砲撃による被害なし。港湾機能は完全に健在。航路封鎖の事実も確認されず。
――にもかかわらず、流通量だけが、目に見えて右肩下がりに落ち込んでいた。
「少尉。どうやら、本当に魚が腐り始めたようですね」
向かいに座る中尉の言葉に、俺は視線を書類に落としたまま答えた。
「中尉。海は止まっていません。ただ、極端に『遅くなった』だけです」
西側航路で行われている海軍の臨検は、一隻ごとに半日以上。
積荷の照合。乗員の確認。保険証書の厳密なチェック。暴力はいっさい無い。ただそれだけの手続きで、生鮮品という名の経済は簡単に窒息する。
特に豊浦王国は、漁労輸出への依存率が極めて高い。
港の入り口で一日足止めを食らうだけで、彼らの被る損失は雪玉式に膨れ上がっていくのだ。
「……なるほど」
腑に落ちた俺は、バサリと報告書を閉じた。
「海軍司令部は、港を砲撃して物理的に破壊する前に――“港湾の経済機能”だけを、先に殺すつもりか」
『豊浦王国』の西商港が死ねば、あちらの経済は完全に崩壊する。
そして、行き場を失った大量の民がどうなるか――俺は馬車の窓枠に手をかけ、外の景色に視線を向けた。
消毒薬の匂いが強くなってきた。
街道の脇には、豊浦王国から流れてきたと思われる難民たちの姿が点々と見えた。
だが、その光景には悲惨な餓死者の群れも、絶望的な暴動の気配も一切ない。彼らは帝国の誘導兵に従い、整然と配給を受け取り、仮設の避難所へと収容されていた。
ここは帝国占領地だ。侵略された土地であるはずなのに、豊浦の難民たちは自国を捨てて、こぞってここを目指してやってくる。

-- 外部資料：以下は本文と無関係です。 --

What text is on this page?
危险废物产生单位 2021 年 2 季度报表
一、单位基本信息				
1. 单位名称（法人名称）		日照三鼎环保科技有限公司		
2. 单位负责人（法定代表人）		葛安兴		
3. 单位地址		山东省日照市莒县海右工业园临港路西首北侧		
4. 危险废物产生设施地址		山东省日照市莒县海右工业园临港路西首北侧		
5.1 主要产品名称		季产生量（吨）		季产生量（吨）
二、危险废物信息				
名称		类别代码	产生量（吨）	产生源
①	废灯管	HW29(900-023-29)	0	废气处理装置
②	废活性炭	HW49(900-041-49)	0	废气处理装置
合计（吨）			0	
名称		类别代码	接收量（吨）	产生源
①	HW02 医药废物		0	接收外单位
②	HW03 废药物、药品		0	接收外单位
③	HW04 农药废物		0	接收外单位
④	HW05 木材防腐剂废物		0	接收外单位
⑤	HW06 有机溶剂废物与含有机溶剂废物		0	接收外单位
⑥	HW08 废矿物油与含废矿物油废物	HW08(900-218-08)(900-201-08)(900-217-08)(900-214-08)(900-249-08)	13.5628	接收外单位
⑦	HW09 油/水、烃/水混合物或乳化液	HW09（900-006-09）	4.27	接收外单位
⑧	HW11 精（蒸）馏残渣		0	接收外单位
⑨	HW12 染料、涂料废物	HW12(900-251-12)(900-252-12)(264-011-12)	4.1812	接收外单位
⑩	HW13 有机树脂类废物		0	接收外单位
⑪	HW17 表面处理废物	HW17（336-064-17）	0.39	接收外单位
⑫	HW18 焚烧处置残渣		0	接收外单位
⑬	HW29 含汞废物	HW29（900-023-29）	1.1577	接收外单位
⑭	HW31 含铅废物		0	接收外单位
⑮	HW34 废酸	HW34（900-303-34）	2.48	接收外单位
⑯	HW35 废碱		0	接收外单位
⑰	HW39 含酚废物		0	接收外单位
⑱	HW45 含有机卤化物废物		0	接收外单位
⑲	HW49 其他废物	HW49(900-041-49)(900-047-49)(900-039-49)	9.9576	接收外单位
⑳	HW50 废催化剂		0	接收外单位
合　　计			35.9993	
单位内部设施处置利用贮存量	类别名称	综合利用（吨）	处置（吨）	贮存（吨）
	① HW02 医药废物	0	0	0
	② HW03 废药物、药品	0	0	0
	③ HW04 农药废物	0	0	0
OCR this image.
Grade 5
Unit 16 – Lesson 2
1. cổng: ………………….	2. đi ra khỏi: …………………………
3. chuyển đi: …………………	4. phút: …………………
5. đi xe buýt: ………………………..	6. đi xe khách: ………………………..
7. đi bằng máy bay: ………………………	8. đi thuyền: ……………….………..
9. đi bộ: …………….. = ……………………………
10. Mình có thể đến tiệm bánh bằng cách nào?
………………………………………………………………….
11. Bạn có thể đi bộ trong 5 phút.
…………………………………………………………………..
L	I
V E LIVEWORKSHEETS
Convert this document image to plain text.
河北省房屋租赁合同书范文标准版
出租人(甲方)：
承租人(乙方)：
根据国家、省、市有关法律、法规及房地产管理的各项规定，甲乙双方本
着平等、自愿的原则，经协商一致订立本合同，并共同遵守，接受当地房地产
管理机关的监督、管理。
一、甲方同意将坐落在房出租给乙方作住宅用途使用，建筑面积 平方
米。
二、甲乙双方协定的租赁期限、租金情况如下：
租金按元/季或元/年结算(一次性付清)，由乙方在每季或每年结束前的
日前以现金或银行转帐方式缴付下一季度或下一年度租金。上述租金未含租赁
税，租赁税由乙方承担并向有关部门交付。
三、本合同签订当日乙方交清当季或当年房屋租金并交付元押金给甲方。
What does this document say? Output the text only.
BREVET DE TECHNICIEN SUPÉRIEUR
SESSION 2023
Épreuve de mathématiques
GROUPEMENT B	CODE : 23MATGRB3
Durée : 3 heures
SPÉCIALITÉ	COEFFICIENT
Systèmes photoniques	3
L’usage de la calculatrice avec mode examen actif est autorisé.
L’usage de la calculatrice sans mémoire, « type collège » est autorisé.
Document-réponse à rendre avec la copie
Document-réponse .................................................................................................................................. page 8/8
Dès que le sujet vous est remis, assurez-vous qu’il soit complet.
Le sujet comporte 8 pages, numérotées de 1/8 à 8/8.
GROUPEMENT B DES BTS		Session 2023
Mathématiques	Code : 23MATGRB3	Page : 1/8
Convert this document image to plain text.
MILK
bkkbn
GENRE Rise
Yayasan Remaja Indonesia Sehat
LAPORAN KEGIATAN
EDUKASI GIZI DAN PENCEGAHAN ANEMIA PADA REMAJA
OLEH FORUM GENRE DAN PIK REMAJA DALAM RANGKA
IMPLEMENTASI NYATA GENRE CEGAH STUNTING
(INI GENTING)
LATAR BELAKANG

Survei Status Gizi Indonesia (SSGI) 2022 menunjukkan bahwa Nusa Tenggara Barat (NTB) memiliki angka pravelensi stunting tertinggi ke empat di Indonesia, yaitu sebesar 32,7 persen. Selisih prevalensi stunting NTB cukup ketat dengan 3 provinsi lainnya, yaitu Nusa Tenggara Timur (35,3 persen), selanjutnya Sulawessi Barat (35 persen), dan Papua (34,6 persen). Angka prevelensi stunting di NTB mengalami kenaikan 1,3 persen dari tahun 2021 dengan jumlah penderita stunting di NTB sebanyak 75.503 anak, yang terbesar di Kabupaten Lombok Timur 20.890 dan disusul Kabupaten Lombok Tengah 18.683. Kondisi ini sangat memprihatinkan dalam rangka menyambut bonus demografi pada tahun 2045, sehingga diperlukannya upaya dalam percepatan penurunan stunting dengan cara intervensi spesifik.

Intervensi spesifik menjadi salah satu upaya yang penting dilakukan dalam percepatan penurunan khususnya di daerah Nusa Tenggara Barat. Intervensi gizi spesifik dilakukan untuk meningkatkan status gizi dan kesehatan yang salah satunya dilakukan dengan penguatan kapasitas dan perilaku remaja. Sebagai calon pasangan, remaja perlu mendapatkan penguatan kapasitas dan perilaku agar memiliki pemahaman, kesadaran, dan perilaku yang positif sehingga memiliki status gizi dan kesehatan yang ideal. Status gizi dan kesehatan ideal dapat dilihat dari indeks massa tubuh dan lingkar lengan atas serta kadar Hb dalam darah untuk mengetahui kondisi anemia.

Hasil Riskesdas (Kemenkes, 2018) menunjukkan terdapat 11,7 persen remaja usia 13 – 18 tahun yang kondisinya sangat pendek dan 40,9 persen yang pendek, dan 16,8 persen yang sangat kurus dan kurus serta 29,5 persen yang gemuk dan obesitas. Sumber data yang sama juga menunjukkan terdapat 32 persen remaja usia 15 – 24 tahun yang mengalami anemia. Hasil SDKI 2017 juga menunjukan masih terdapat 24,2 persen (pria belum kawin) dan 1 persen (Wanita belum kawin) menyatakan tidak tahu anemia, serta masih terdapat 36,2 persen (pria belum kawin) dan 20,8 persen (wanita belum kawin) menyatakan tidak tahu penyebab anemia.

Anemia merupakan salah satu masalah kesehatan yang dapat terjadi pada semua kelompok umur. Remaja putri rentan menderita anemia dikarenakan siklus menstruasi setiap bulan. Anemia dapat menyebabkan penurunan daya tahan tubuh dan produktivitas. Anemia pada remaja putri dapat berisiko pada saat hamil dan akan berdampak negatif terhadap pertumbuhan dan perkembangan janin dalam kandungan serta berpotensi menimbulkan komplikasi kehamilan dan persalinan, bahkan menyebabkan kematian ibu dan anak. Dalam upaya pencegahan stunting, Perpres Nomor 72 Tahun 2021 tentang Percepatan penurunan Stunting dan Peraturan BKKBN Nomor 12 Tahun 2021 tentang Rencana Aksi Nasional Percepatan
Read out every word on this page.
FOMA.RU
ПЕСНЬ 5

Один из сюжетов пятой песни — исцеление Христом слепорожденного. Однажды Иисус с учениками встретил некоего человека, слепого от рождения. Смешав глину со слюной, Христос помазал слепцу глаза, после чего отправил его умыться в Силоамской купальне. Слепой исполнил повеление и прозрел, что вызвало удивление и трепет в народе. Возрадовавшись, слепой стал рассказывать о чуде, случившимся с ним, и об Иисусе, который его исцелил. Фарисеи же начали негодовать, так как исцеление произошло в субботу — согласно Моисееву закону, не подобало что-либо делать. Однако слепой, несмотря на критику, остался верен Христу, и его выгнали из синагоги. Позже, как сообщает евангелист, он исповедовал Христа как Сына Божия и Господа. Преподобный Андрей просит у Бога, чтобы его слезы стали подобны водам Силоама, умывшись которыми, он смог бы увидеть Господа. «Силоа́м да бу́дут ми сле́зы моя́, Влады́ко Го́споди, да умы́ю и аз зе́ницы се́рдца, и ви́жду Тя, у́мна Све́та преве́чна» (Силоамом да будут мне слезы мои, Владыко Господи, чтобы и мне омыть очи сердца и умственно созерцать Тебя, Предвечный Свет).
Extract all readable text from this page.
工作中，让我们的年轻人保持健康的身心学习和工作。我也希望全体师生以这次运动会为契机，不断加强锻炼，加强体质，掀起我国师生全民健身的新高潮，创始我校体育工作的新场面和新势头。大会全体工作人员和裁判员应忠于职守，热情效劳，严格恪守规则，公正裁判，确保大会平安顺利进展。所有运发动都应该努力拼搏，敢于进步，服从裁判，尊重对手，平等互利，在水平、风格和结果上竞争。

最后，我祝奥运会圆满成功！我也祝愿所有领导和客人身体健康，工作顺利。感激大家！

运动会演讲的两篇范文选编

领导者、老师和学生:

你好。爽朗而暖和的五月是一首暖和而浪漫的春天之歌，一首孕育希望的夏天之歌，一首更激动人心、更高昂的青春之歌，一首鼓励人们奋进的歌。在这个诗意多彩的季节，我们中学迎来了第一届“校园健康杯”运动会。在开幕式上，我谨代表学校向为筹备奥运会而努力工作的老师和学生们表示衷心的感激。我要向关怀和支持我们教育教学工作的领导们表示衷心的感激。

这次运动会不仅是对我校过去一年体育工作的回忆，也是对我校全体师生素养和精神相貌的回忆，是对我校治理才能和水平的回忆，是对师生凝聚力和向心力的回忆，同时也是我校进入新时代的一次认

理由は単純だ。この帝国占領地は、彼らにとって「本当に死なない地域」だからだ。
飢えを凌ぐ十分な食料があり、疫病を防ぐ衛生管理があり、海賊や匪賊から身を守る強固な治安がある。
ただ「他よりマシ」ということではない。
自国の無能な王族に縋るよりも、帝国のシステムに管理された方が圧倒的に生存率が高いという冷酷な現実を、難民たちは肌で理解しているのだ。
「少尉。難民たちを、どう思いますか」
「不具合は無いようです」
海軍が海を絞め殺し、陸軍がこぼれ落ちた民を「生かす」ことで吸収する。
馬車が速度を落とす。どうやら、目的地である西側戦線の後方基地に到着したらしい。
「少尉。着きましたよ」
いつもの平坦な声音に戻った中尉が、先に馬車の扉を開けた。